Monday, April 30, 2018

THE VISION REMAINS INTACT


Following the sale of both the Aupōuri forest and the Kaitāia-based NPL mill in 1990 to Juken New Zealand (JNL), the members of the Northern Federation of Māori Authorities (NORFED) negotiated individual lease reviews with JNL for each of their forests.

By the mid-1990s, NORFED had effectively gone into recess, but the vision remained intact.  In the intervening years, the Aupōuri forest has changed ownership at least once more, and the original mill, built in the 1980s, has been expanded to include other mills which produce other wood panel products besides triboard.

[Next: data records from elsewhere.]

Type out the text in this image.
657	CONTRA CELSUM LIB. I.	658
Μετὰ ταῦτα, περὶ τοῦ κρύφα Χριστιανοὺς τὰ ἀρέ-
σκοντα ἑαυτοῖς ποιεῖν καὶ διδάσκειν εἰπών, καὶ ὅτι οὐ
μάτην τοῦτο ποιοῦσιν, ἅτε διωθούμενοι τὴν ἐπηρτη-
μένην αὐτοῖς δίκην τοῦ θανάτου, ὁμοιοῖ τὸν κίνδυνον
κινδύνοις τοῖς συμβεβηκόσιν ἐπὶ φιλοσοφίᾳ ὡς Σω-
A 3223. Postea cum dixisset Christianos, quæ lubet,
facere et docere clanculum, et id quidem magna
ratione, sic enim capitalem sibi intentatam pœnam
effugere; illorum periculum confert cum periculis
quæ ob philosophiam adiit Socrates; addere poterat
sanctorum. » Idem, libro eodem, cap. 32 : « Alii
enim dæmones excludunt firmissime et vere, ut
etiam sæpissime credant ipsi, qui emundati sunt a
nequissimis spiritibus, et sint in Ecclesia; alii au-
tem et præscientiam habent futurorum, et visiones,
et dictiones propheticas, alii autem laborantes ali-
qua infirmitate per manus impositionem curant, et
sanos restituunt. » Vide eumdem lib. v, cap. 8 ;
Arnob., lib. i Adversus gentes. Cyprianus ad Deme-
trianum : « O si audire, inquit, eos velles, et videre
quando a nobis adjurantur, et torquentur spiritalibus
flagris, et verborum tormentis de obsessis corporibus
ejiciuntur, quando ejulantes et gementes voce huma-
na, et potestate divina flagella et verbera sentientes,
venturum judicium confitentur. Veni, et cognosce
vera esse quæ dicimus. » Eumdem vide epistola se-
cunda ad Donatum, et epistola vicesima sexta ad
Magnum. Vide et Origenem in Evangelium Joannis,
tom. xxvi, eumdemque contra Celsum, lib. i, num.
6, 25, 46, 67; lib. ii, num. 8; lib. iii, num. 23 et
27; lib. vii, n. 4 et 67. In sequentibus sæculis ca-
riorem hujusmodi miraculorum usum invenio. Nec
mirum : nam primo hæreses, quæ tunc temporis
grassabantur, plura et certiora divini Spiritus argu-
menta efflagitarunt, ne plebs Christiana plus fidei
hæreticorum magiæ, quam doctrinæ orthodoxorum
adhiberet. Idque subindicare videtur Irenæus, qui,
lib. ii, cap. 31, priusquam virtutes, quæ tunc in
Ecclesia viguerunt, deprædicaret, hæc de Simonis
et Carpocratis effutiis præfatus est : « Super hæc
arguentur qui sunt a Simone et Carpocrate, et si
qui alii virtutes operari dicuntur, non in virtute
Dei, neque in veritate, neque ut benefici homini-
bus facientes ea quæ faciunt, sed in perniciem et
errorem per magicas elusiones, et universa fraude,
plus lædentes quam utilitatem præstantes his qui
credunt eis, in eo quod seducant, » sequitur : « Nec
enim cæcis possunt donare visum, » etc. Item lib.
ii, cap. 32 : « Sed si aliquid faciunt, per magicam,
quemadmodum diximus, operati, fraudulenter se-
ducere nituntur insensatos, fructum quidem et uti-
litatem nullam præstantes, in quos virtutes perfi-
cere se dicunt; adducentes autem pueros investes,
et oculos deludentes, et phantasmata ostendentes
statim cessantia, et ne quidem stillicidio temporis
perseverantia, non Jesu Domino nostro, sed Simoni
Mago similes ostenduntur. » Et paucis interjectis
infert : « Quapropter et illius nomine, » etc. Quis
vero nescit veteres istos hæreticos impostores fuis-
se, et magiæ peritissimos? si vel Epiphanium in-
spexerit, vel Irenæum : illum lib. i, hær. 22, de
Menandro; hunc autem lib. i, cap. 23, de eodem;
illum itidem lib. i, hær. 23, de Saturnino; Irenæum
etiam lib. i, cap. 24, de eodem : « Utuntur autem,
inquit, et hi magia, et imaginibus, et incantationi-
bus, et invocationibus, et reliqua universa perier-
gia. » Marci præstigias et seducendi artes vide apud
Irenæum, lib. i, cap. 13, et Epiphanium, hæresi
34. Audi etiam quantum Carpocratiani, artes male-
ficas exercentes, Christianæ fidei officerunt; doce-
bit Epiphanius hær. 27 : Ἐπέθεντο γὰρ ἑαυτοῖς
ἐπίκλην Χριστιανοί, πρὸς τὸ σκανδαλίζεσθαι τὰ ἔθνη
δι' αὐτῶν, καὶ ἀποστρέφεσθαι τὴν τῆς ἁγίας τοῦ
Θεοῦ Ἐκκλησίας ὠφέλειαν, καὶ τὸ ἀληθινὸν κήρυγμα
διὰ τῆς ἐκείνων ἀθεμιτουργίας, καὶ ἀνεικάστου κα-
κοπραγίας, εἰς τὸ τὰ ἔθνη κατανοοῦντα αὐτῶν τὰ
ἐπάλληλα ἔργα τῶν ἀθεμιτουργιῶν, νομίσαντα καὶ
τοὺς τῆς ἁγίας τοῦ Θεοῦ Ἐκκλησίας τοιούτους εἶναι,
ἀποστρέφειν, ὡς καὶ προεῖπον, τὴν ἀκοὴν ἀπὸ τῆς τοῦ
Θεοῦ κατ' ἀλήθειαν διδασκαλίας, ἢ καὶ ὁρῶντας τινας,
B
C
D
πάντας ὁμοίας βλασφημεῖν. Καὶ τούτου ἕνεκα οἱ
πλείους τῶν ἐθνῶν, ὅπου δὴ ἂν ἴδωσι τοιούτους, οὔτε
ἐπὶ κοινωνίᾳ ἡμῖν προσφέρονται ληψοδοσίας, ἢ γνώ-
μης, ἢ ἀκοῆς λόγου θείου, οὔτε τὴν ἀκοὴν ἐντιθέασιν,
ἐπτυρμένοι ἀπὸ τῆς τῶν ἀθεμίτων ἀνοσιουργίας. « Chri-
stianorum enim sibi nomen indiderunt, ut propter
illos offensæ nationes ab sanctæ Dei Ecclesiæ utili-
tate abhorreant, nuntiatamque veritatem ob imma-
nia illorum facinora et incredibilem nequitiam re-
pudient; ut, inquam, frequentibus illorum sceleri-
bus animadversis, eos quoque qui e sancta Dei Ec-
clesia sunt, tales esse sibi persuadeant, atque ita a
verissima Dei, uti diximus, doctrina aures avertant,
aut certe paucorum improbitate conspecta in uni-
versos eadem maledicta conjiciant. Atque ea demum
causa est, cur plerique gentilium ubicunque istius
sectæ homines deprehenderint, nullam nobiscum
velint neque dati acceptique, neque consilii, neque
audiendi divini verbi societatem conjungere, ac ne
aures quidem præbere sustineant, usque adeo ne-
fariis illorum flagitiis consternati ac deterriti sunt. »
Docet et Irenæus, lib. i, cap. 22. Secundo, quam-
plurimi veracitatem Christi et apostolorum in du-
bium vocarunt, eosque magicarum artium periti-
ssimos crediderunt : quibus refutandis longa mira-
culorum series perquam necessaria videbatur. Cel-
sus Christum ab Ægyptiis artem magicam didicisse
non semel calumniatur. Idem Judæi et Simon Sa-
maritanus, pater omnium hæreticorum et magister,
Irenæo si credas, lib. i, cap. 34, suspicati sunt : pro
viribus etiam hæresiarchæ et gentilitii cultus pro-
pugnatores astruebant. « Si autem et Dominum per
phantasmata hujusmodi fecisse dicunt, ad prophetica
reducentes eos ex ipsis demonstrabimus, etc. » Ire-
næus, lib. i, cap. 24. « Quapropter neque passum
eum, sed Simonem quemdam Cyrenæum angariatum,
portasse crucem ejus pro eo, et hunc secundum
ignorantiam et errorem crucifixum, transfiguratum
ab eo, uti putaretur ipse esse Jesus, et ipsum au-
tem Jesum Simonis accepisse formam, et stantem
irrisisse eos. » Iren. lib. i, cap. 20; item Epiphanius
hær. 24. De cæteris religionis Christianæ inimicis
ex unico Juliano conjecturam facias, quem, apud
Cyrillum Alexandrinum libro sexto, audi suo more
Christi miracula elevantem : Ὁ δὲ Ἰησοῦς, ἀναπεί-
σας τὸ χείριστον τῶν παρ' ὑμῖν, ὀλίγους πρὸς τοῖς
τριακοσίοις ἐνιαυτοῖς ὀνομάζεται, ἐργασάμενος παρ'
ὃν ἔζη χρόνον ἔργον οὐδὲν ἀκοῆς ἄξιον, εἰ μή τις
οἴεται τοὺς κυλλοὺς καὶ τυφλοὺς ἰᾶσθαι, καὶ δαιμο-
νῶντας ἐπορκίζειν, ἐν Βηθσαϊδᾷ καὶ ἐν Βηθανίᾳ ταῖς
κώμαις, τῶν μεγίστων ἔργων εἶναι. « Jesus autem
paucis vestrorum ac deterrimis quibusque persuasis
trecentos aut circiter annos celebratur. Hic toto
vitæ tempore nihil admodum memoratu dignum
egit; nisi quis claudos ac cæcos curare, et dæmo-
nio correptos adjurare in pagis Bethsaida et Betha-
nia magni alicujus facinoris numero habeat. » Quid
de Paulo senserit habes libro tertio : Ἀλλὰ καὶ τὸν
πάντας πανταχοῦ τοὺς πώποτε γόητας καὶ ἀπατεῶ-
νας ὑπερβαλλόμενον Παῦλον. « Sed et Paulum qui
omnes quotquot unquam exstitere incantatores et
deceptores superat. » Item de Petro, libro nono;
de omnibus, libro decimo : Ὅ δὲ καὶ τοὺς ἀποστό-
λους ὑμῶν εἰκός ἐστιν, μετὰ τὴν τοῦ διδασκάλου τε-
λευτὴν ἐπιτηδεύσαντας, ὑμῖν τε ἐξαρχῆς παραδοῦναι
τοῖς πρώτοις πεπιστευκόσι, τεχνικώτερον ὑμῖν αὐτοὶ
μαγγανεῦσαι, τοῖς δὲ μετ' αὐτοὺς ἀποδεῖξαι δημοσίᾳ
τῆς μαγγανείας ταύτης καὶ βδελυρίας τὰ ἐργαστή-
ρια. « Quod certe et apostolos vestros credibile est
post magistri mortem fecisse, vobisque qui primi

There were a number of factors that influenced the building of those mills in Kaitāia.  The support of local and central government regulators helped, as did the town’s proximity to the neighbouring Aupōuri forest with its nursery and forest school, both since closed. However, in my opinion, these were all secondary to the relationship and agreement between Keith Hunt and the NORFED forest owners.  

Whether you love, hate or are completely indifferent to the original mill, it was built on the shared vision of NORFED and NPL leaders. 

Similarly, in the 1960s and 70s, the Aupōuri forest had been planted on the shared vision of local Iwi and New Zealand Forest Service (NZFS) leaders. But, while Dr Barry Rigby’s 1999 report, A History of the Aupouri State Forest, fully covers the establishment of the Aupōuri forest, there isn’t a similar record about the NORFED forests and the NPL mill; what little there is mentions Keith Hunt only in passing, and NORFED’s leaders not at all.  That is why, in recent weeks, I have serialised this brief history about them.  It is nowhere near complete, but it is a start.

As Pētia Welsh predicted in the 1970s, forestry has become an economic mainstay in the region, and the power players are those who operate across the whole value chain of the industry.  Central to their success are the JNL mills, the 21,283 ha Aupōuri forest and the 12,000 has of forests planted on lands owned by the founding members of NORFED. 

Today’s entrepreneurs may disagree with NORFED’S focus on the monoculture of radiata pine; hei aha (whatever).  Theirs was a wide vision, but it was forged during a time when narrow monoculturalism was the norm across all aspects of society and so their focus, by necessity, was also narrowed.   

Observing the steam issuing daily from the mills and the hundreds of workers and tonnes of logs passing through their gates, I am grateful that today’s entrepreneurs can have a wider vision and focus and are further across the entire value chain of their chosen industries than NORFED was able to get in forestry.

But most of all, I’m grateful to those entrepreneurs who preceded them, including Pētia (Bill) Welsh, Andrew Rollo, John Brown, Matiu Rata, Amy Tatana, Bully Kendall, Gloria Herbert ara ngā mate katoa o NORFED me ta rātou hoa mahi, Keith Hunt.  The vision remains intact.